APS has poured tens of millions into a dark-money campaign to fight the 50% by 2030 ballot initiative. AZ Attorney General Mark Brnovich, the beneficiary of $425,000 in dark-money spending, reportedly rigged the Prop 127 ballot language to aid in this disinformation campaign. Another APS-related group has amassed $3.2 million to spend on candidates friendly to fossil-fueled energy.

Where does APS find so much money to crush any potential competition?
Shareholder returns are up a stunning 100% over the past five years. APS increased its earnings over $40 million in a single year, to nearly $500 million in annual profit. APS has a profitable monopoly and will do whatever it takes to maintain and increase those profits.

The Tobin Proposal

Although Arizona Corporation Commissioner Andy Tobin has a proposal to get to 80% clean energy by 2050, that proposal contains two poison pills: 1) Palo Verde, AZ’s 35-year-old nuclear power plant would count as “clean” and 2) utilities would be granted 32 years to reach the 80% goal.

No other state in the US allows nuclear power to be lumped in with truly clean power generated by solar, wind, and geothermal in renewable portfolio standards. Why? Palo Verde nuclear plant is so large that including it as “clean energy” would drastically reduce the amount of solar required.

Solar: Now Dirt Cheap

Solar is incredibly cheap, with one contract in Tucson for solar-plus-battery-storage at 4.5 cents per kilowatt-hour (kWh), and the solar portion an estimated 3 cents/kWh. Arizona currently spends $2 to $3 billion each year to import coal, natural gas, and uranium fuel from out of state. Although coal power is cheap to generate — usually about 3 cents/kWh), the damages from each kWh of coal are a stunning 17 to 27 cents.

Solar: 79 Times More Jobs Than Coal Per MWh Generated

Solar provides 79 times more jobs than coal for the same amount of electricity, according to a 2017 U.S. Department of Energy study. Massachusetts currently has 25% more solar jobs than Arizona (11,500 vs.8,400), despite the fact that solar panels in Arizona generate far more electricity than solar panels in Massachusetts.

Climate Change Is Affecting Arizona

Solar has other values besides low costs, such as nearly zero water use, free “fuel,” and no greenhouse gas emissions.
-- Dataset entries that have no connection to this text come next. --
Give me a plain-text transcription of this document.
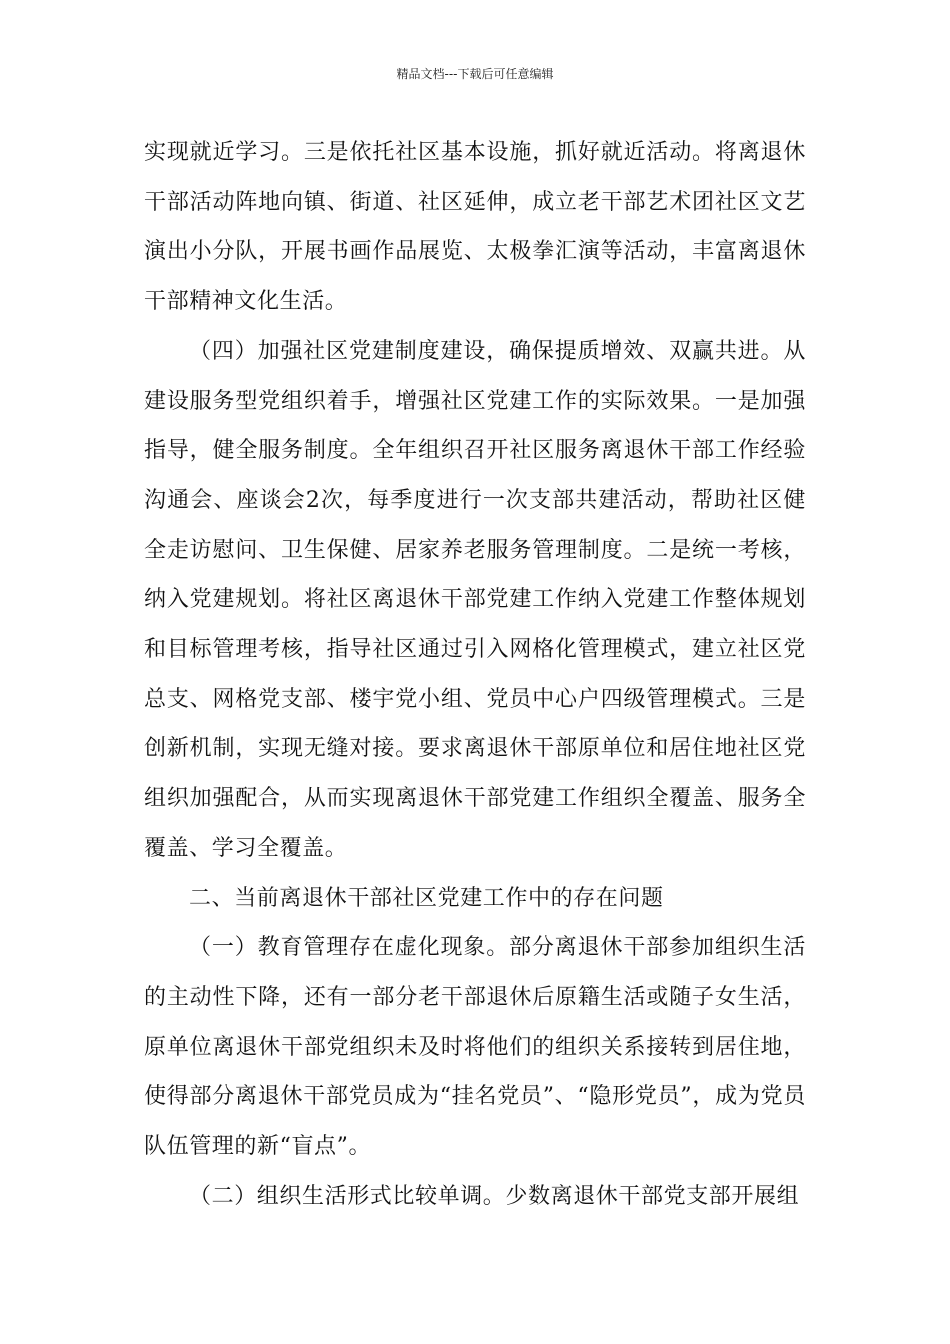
精品文档---下载后可任意编辑

实现就近学习。三是依托社区基本设施，抓好就近活动。将离退休干部活动阵地向镇、街道、社区延伸，成立老干部艺术团社区文艺演出小分队，开展书画作品展览、太极拳汇演等活动，丰富离退休干部精神文化生活。

（四）加强社区党建制度建设，确保提质增效、双赢共进。从建设服务型党组织着手，增强社区党建工作的实际效果。一是加强指导，健全服务制度。全年组织召开社区服务离退休干部工作经验沟通会、座谈会2次，每季度进行一次支部共建活动，帮助社区健全走访慰问、卫生保健、居家养老服务管理制度。二是统一考核，纳入党建规划。将社区离退休干部党建工作纳入党建工作整体规划和目标管理考核，指导社区通过引入网格化管理模式，建立社区党总支、网格党支部、楼宇党小组、党员中心户四级管理模式。三是创新机制，实现无缝对接。要求离退休干部原单位和居住地社区党组织加强配合，从而实现离退休干部党建工作组织全覆盖、服务全覆盖、学习全覆盖。

二、当前离退休干部社区党建工作中的存在问题

（一）教育管理存在虚化现象。部分离退休干部参加组织生活的主动性下降，还有一部分老干部退休后原籍生活或随子女生活，原单位离退休干部党组织未及时将他们的组织关系接转到居住地，使得部分离退休干部党员成为“挂名党员”、“隐形党员”，成为党员队伍管理的新“盲点”。

（二）组织生活形式比较单调。少数离退休干部党支部开展组
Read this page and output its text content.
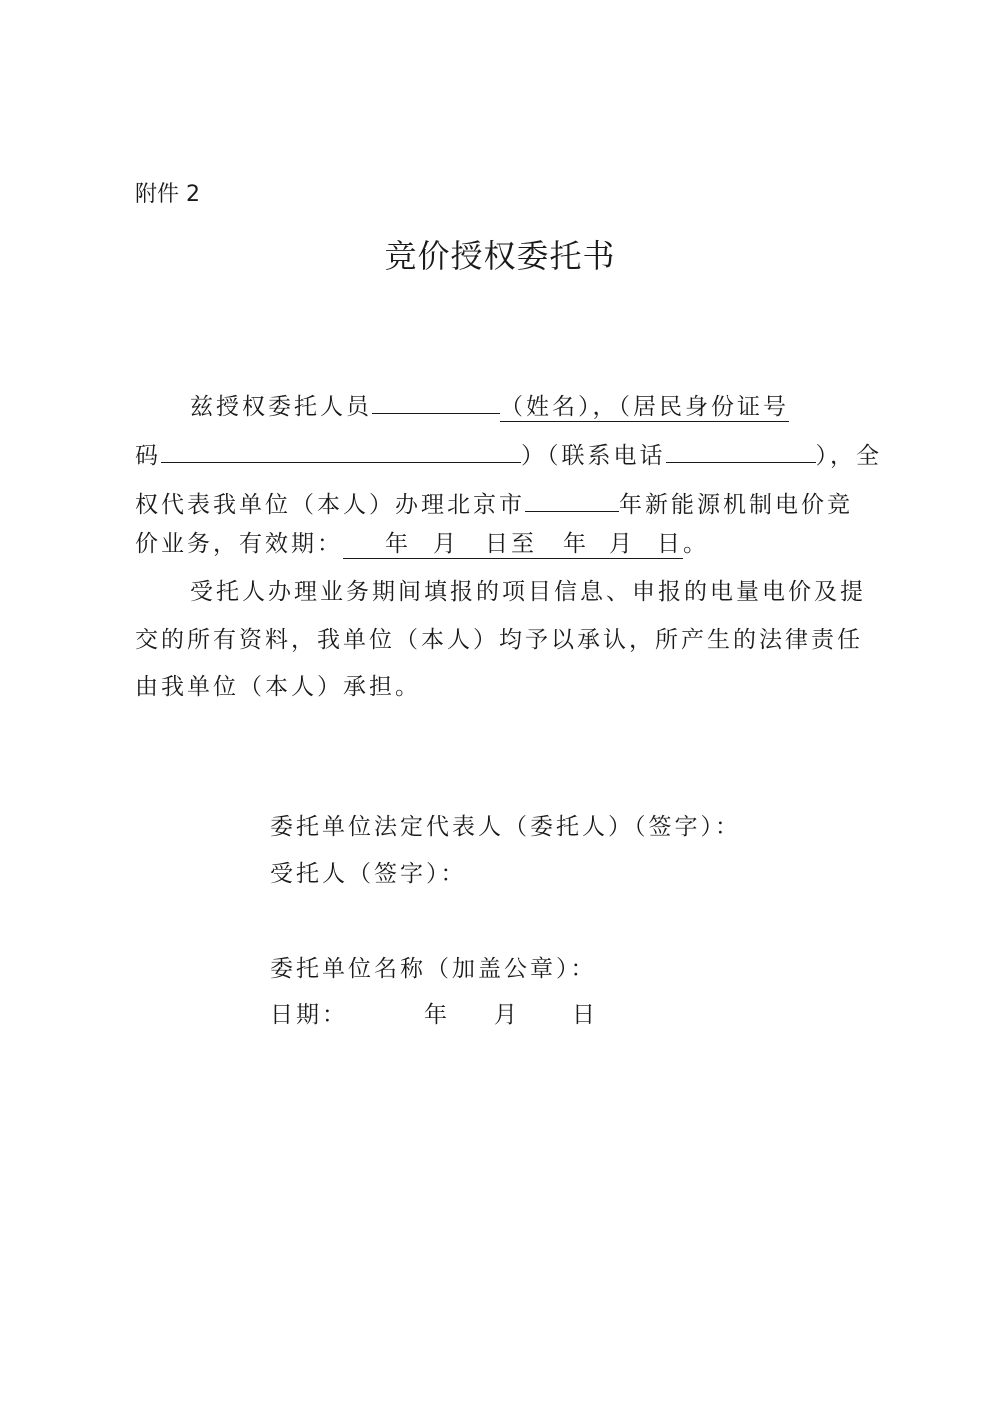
附件 2
竞价授权委托书
兹授权委托人员	（姓名），（居民身份证号
码	）（联系电话	），全
权代表我单位（本人）办理北京市	年新能源机制电价竞
价业务，有效期： 年 月 日至 年 月 日。
受托人办理业务期间填报的项目信息、申报的电量电价及提
交的所有资料，我单位（本人）均予以承认，所产生的法律责任
由我单位（本人）承担。
委托单位法定代表人（委托人）（签字）：
受托人（签字）：
委托单位名称（加盖公章）：
日期：	年 月 日
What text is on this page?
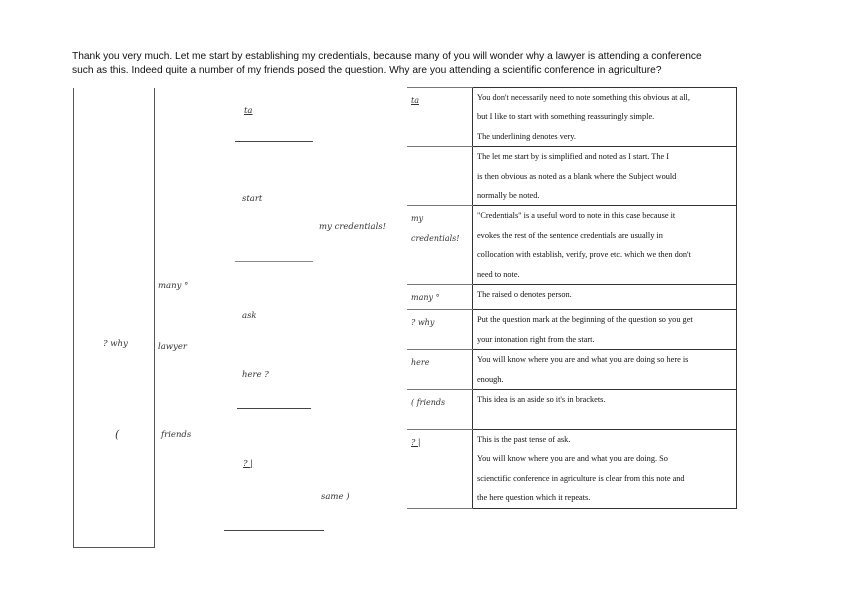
Thank you very much. Let me start by establishing my credentials, because many of you will wonder why a lawyer is attending a conference

such as this. Indeed quite a number of my friends posed the question. Why are you attending a scientific conference in agriculture?

ta
start
my credentials!
many °
ask
? why	lawyer
here ?
(	friends
? |
same )
ta	You don't necessarily need to note something this obvious at all,
but I like to start with something reassuringly simple.
The underlining denotes very.

	The let me start by is simplified and noted as I start. The I
is then obvious as noted as a blank where the Subject would
normally be noted.

my credentials!	"Credentials" is a useful word to note in this case because it
evokes the rest of the sentence credentials are usually in
collocation with establish, verify, prove etc. which we then don't
need to note.

many °	The raised o denotes person.

? why	Put the question mark at the beginning of the question so you get
your intonation right from the start.

here	You will know where you are and what you are doing so here is
enough.

( friends	This idea is an aside so it's in brackets.

? |	This is the past tense of ask.
You will know where you are and what you are doing. So
scienctific conference in agriculture is clear from this note and
the here question which it repeats.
Arizona would benefit from the Clean Healthy ballot initiative to get 50% clean energy by 2030, and, like our neighbor Colorado, we will find that clean energy saves us money, drives our economy, conserves our precious water resources, cleans our air and, ultimately, saves lives.

For too long, our regulated utilities have stymied the growth of solar and run roughshod over what is best for Arizonans.

The age of consequences has arrived, and the benefits of solar and other renewable energy are real.  Now it’s up to us to realize those benefits, to vote YES on Prop 127 and catapult Arizona into a clean-energy future.